I have been using a fairly inexpensive optical cable to connect my CD transport to my Moon 280D streamer. I was told that an SPDIFcoax cable would sound better. For an experiment I purchased an inexpensive Pangea coax cable. It didn't sound at all because its terminator ends did not fit snugly in my equipment. I consulted chatgbt who often gives me audio advice. It advised that for the short run of 1 meter, an RCA interconnect would work. It did. And sounded much better than the optical. Chatgbt said that RCA interconnect was good enough.

Now, there is a twist to this story that might make those doubters think twice. A digital cable carries packets of information that are rechecked to assure that the streamer is recieving correct information. There is the timing concern, though. But my Moon 280D has an asynchronous DAC with a clock as part of the DAC. Any information sent by my transport, whether it is clocked by the transport or not, will go through the Moon's asynchronous DAC's clock. So ;there shouldn't be a timing problem. Should there?

Can anyone make a case that I should buy a "better" coax cable?

audio-b-dog

I think I purchased the right cable for a system I'll rarely use (my CD transport), and I can't return the cable. So, if I bought something else it would just be money on top of what I've already spent. If my system has decent cable, I don't worry about it. Could it sound a bit better with better cable? I'm sure it could. Would it increase my listening pleasure over time? I can't afford to find out.

I find that if you spend a little bit more money you feel better and that's probably really gonna be important.

I could've used some cheap RCA cables that I had for my TV set a while back to connect my system and maybe they would've been ok. But it would've always bothered me so I spent more and I feel fine.

@emergingsoul in two sentences you have brilliantly distilled the self-delusion out of and redefined the audiophile zeitgeist as it stands at the onset of the 2nd quarter of this century.

 

@devinplombier 

I think part of the problem is that most of us read reviewers on various pieces of equipment. Most of what I read about is not avalable in my area, and I'd have to drive hundreds of miles or fly somewhere to test out the equipment.

But worse than that, the reviewers seem to have all sorts of expensive equipment lying around to try in the system they're reviewing. "When I put in the $50,000 mono amps then I had the power the speakers were hungry for." Who has a $50K set of amps, or even a second amp lying around to test speakers with.

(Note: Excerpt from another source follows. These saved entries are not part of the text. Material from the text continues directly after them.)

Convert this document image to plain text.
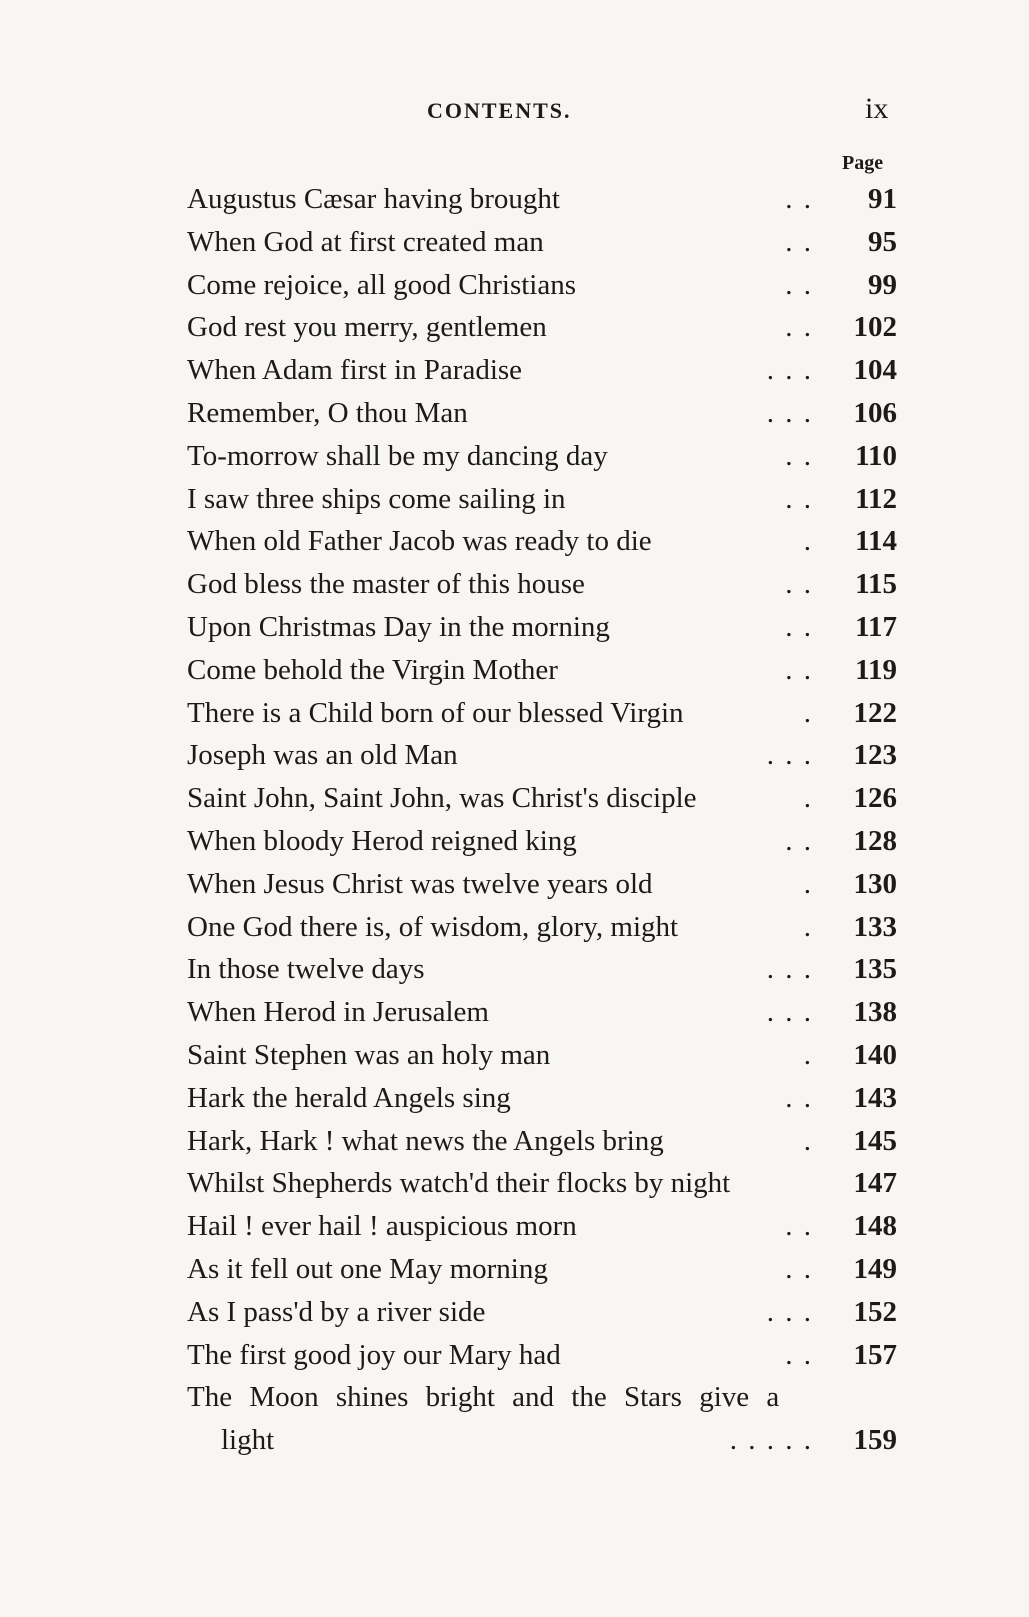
CONTENTS.	ix
Page
Augustus Cæsar having brought	. .	91
When God at first created man	. .	95
Come rejoice, all good Christians	. .	99
God rest you merry, gentlemen	. .	102
When Adam first in Paradise	. . .	104
Remember, O thou Man	. . .	106
To-morrow shall be my dancing day	. .	110
I saw three ships come sailing in	. .	112
When old Father Jacob was ready to die	.	114
God bless the master of this house	. .	115
Upon Christmas Day in the morning	. .	117
Come behold the Virgin Mother	. .	119
There is a Child born of our blessed Virgin	.	122
Joseph was an old Man	. . .	123
Saint John, Saint John, was Christ's disciple	.	126
When bloody Herod reigned king	. .	128
When Jesus Christ was twelve years old	.	130
One God there is, of wisdom, glory, might	.	133
In those twelve days	. . .	135
When Herod in Jerusalem	. . .	138
Saint Stephen was an holy man	.	140
Hark the herald Angels sing	. .	143
Hark, Hark ! what news the Angels bring	.	145
Whilst Shepherds watch'd their flocks by night	147
Hail ! ever hail ! auspicious morn	. .	148
As it fell out one May morning	. .	149
As I pass'd by a river side	. . .	152
The first good joy our Mary had	. .	157
The Moon shines bright and the Stars give a
light	. . . . .	159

Then they have all sorts of cables. "I put in the Nordost Vallhala's and that really brought the system to life." Right! If I had Nordost Vallhalas they wouldn't be lying around.

We are all constrained by so many variables. Money, of course, but also access to equipment we've read about. It can be a bit crazy making. However, the bottom line is the music and we all have to remember that. I have enjoyed music on a very inexpensive system, because that's all I had to enjoy the music on. And I have always wanted the music. Even when I had a cheap transistor radio with a plastic earphone. (Just one earphone!) It's always been about the music.

@audio-b-dog 

I merely admired the fact that @emergingsoul told an unadorned truth, namely that most audiophiles spend money to make themselves feel better, and stopped short of the usual "it sounds better to my ears / the difference is not subtle / you get what you pay for"-type of flimsy, fig-leaf rationales by which audiophiles sublimate their profligacy.

A majority of folks claiming grandiose claims about the sound quality of their cables clearly do not have the systems and / or the hearing that are prerequisites to making such claims.

 

I enjoy a $50 Bluetooth speaker when I sit on my deck with a cigar and a beverage. Foot tapping and everything to my favorite tunes. 
Does that mean that I should sell my system and just keep using that Bluetooth speaker?

 

devinplombier

1,429 posts

 

I find that if you spend a little bit more money you feel better and that's probably really gonna be important.

I could've used some cheap RCA cables that I had for my TV set a while back to connect my system and maybe they would've been ok. But it would've always bothered me so I spent more and I feel fine.

@emergingsoul in two sentences you have brilliantly distilled the self-delusion out of and redefined the audiophile zeitgeist as it stands at the onset of the 2nd quarter of this century.

What is this exuberant deciphering of some random dude’s opinion?
 

Are we still talking about a hobby here? Who are you to define or redefine anything? Are you kidding me?